What constitutes a clinically relevant magnitude of reduction of alcohol consumption? Strictly speaking, clinical significance is defined as returning to normal functioning [7]. However, this criterion is often viewed as too stringent, and therefore clinical significance usually refers to quantified information about the importance of the finding, using metrics such as effect size or number-needed-to-treat. The use of responder categories to express the clinical relevance of a treatment has been argued to provide more clinically relevant information than mean differences on severity scales [8].
Increasing attention has been focused recently on the importance of patient-reported outcomes, e.g. quality of life, in informing research results and clinical practice [9]. Similarly, Clinical Global Impression (CGI) measurements allow a broader assessment of patients' improvement than primary endpoints alone. Change to baseline of validated liver biomarkers offer an objective confirmation of the findings based on patients' reports.

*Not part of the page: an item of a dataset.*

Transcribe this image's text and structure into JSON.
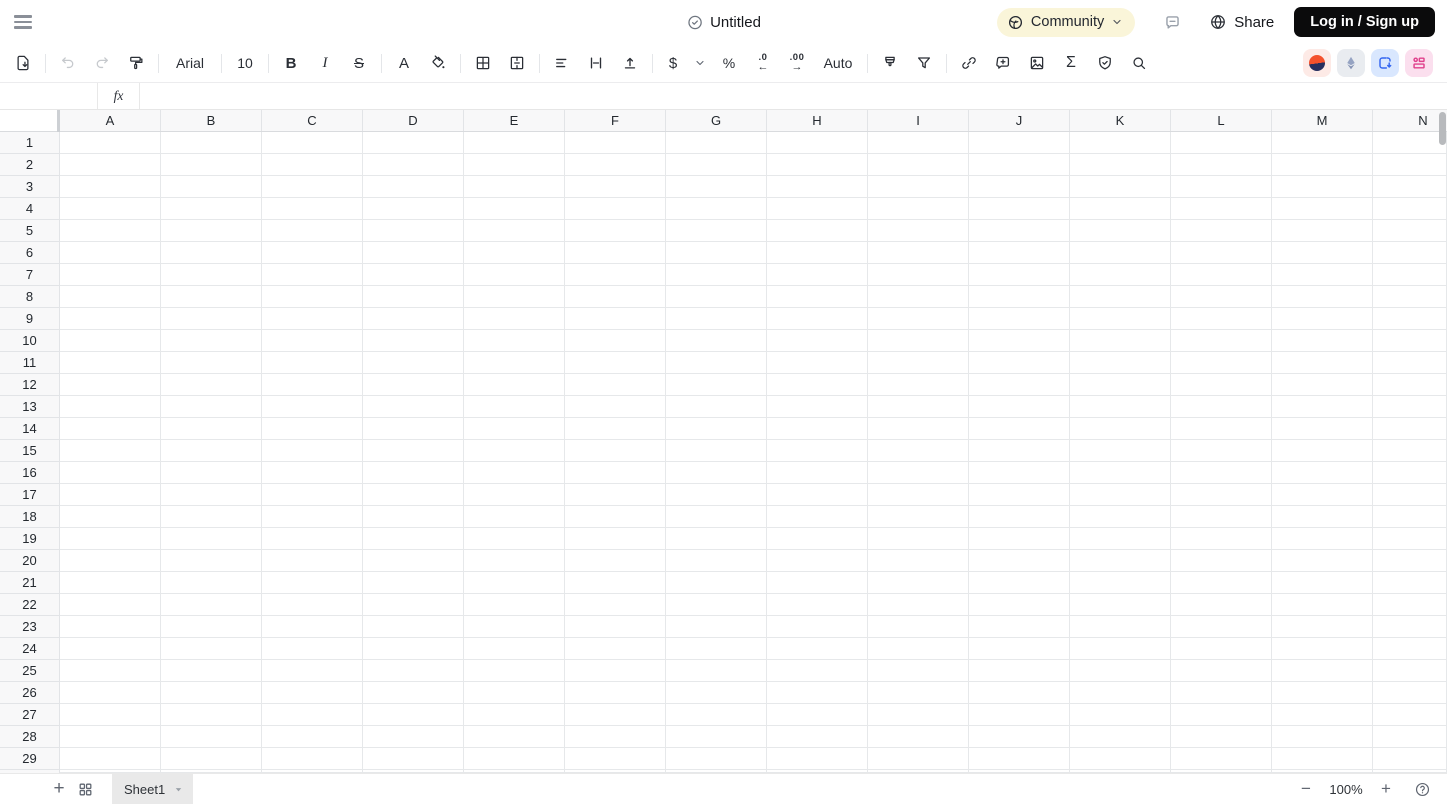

The measure of the clinical relevance of a drug also refers to a comparison with competing treatment options. As nalmefene is the first drug labelled for alcohol reduction in alcohol-dependent subjects, the comparison of effect size would by necessity be made with drugs labelled for abstinence maintenance, or more generally with psychiatric medications.
This article describes an evaluation of the clinical relevance of the reduction of alcohol consumption by nalmefene treatment in patients with high or very high drinking risk levels as recently described by van den Brink et al. [10].
Methods
Patients
This paper includes data from the pooled sub-group of patients with a high or very high drinking risk level at screening and randomisation (target population as defined in [10]) from the identically designed 6-month studies ESENSE1 (NCT00811720) [2] and ESENSE2 (NCT00812461) [3]. Briefly, the studies included adult patients with a primary diagnosis of alcohol dependence according to the Diagnostic and Statistical Manual of Mental Disorders [11], assessed with the Mini-International Neuropsychiatric Interview [12]. Patients were excluded if they had comorbid psychiatric disorders or an average alcohol consumption below a medium drinking risk level (men: ≤40 g alcohol/day; women ≤20 g alcohol/day) according to the World Health Organization [5]. The full list of selection criteria is published elsewhere [2,3]. Both studies were designed and conducted in accordance with the principles of the Declaration of Helsinki and Good Clinical Practice, and each site started patient inclusion only after ethics committee approval. All patients gave written informed consent.
Study Procedures
Patients were assigned to 24 weeks of double-blind treatment with as-needed use of either placebo or nalmefene in a 1:1 ratio (see [2,3] for details). Patients were instructed to take one tablet on each day they perceived a risk of drinking alcohol (‘as-needed dosing'), preferably 1-2 h prior to the anticipated time of drinking, but otherwise as soon after drinking had started. In addition, all patients took part in a low-intensity motivational and adherence-enhancing intervention (BRENDA) [13] starting at randomisation and subsequently at all scheduled visits. No treatment goal was defined, i.e. both abstinence and reduced-risk drinking were accepted, and no information was collected on individual treatment goals.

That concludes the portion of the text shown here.